# RIA vs. Tisas vs. Girsan...



## Dcompton

I am an avid shooter, and have been building my own rifles for a few years now. I enjoy working with the actions, turning and threading barrels, etc. Lately, I have really gotten into handguns and find that I enjoy them as much as long range shooting. I have several new pistols, but I find that you kind of buy one you like and shoot it and that's it. I would like to try my gun building skills on a pistol and so I am looking for a cheap donor 1911 as i think this platform will have the most tinker-ability and parts availability. I am looking at RIA, Tisas and Girsan full size as the base for my project. Can anyone shed some light on what they think the best, cheap 1911 platform is? Also, which off brand will offer the best parts compatibility for aftermarket offerings. I just think it will be fun to take a $400 pistol and see exactly what I can do to it. Thanks in advance for all of your thoughts.


----------



## Steve M1911A1

You'll get a lot more for your limited budget if you look for a used gun.
You might even find an original Colt's on which to work. Maybe you'd have fun converting a Series 80 into something much better.

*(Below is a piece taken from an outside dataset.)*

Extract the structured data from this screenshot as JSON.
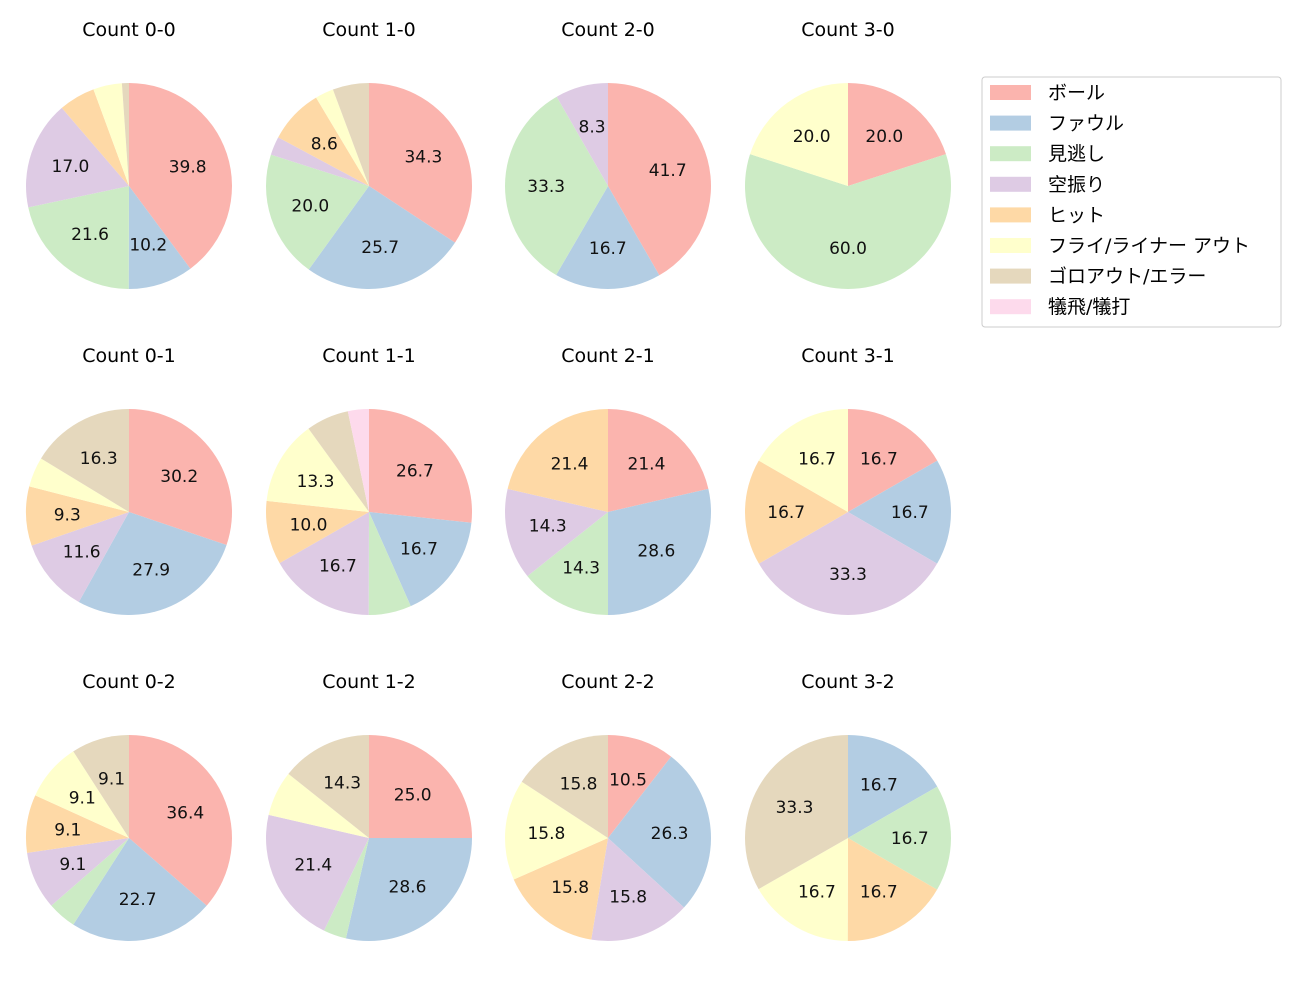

Trigger jobs for the 1911 are not easy, but Brownells sells useful jigs and very nice stones that help you along.
The main issue is: Do not cut the mainspring, or the sear-spring or trigger-spring leaves. Work only on the hammer/sear engagement angle, and their surface polish.


(I don't know your skill level, so please forgive me if I'm "teaching my gran'ma how to suck eggs.")


----------



## Dcompton

Thanks for the reply, I appreciate your input. I understand what you are saying, but budget really isn't a problem. Basically the intent of this project is to take one of the budget friendly, entry level 1911's that are seemingly saturating the market right now and see exactly what can be done with one. Not really looking to buy a used Ferrari and then customize it, more like i want to buy a 69 VW beatle and then make a baja out of it. I guess i was just asking which of the three would be the best platform to start with based on other users experiences with parts compatibility. Sort of like the Citadels have "Novak Style" sights, but the sights or dovetails need filed and there is a gap and such when trying to swap sights on them, etc. Hope I have explained what my goal is a little better.


----------



## rex

Go to 1911Forum - Powered by vBulletin and at the bottom is forums for manufacturer specific 1911s.RIA has their own and the other 2 would be in the "others" forum.You can get a good idea about there quality and how well the stay at or deviate from spec.I have no personal experience with any of those but have heard good reviews on the RIAs.

Get both of Kunhausen's 1911 books,it's info is a little dated but it's still very good.Vol. 1 covers basics and Vol. 2 gets more into enhanced performance with original specs for all parts including original steel,heat treat and dimensional tolerances.It also has some of the best info on barrel fitting and timing.

If you're going to do a trigger job,Chuck Warner's TR sear jig is the best made and eliminates problems caused by conventional jigs.It's surprisingly simple and pretty much foolproof.This is one area people screw up a lot and make dangerous guns,this jig helps immensely because you can't overcut the sear and make it too short.Another mistake is people taking out too much pretravel,or a combination of part's tolerance stacking limiting it.While some parts will drop in,don't expect it and even ones that do aren't always right.

I love 1911s,if you need to know anything about working on them let me know,I don't know everything but if it doesn't require running a mill or lathe I can help.They are a pretty simple gun to work on but everything isn't always as simple as it appears on face value.


----------



## tony pasley

I have the RIA and have had no problems with. I did a trigger job because I like a light pull. Before you get the gun get a good spec book on the 1911 safety first always


----------



## rex

Tony,would you consider it a suitable base for a CC gun?I've thought about doing a reliability job on one to carry so my Commander isn't sitting in the evidence room if I ever need to use it.I'd rather a cheap gun be trashed and have an identical backup.


----------



## Steve M1911A1

...But then you'd give the cheap 1911 clone a trigger job, maybe lower the ejection port, maybe tighten-up the fit of the bushing, maybe improve the sights...and then you'd be back to having a gun that you wouldn't want to leave sitting in an evidence room.

I suggest having two identical pistols, in case one does need to be impounded as evidence.

(No, I am not following my own suggestion. I have two identical M1911s, but I no longer carry either of them.)


----------



## tony pasley

I have retired my Colts, US&S, Remington Rands from daily carry for that reason I personally know of one that got lost and the friend never got his pistol back.


----------



## rex

Sucks your friend never got it back,some places are like that.

I know what you mean Steve,but I could do it on the cheap.I've done it with Springfields before but they aren't that cheap any more since they stepped up in the 1911 world.


----------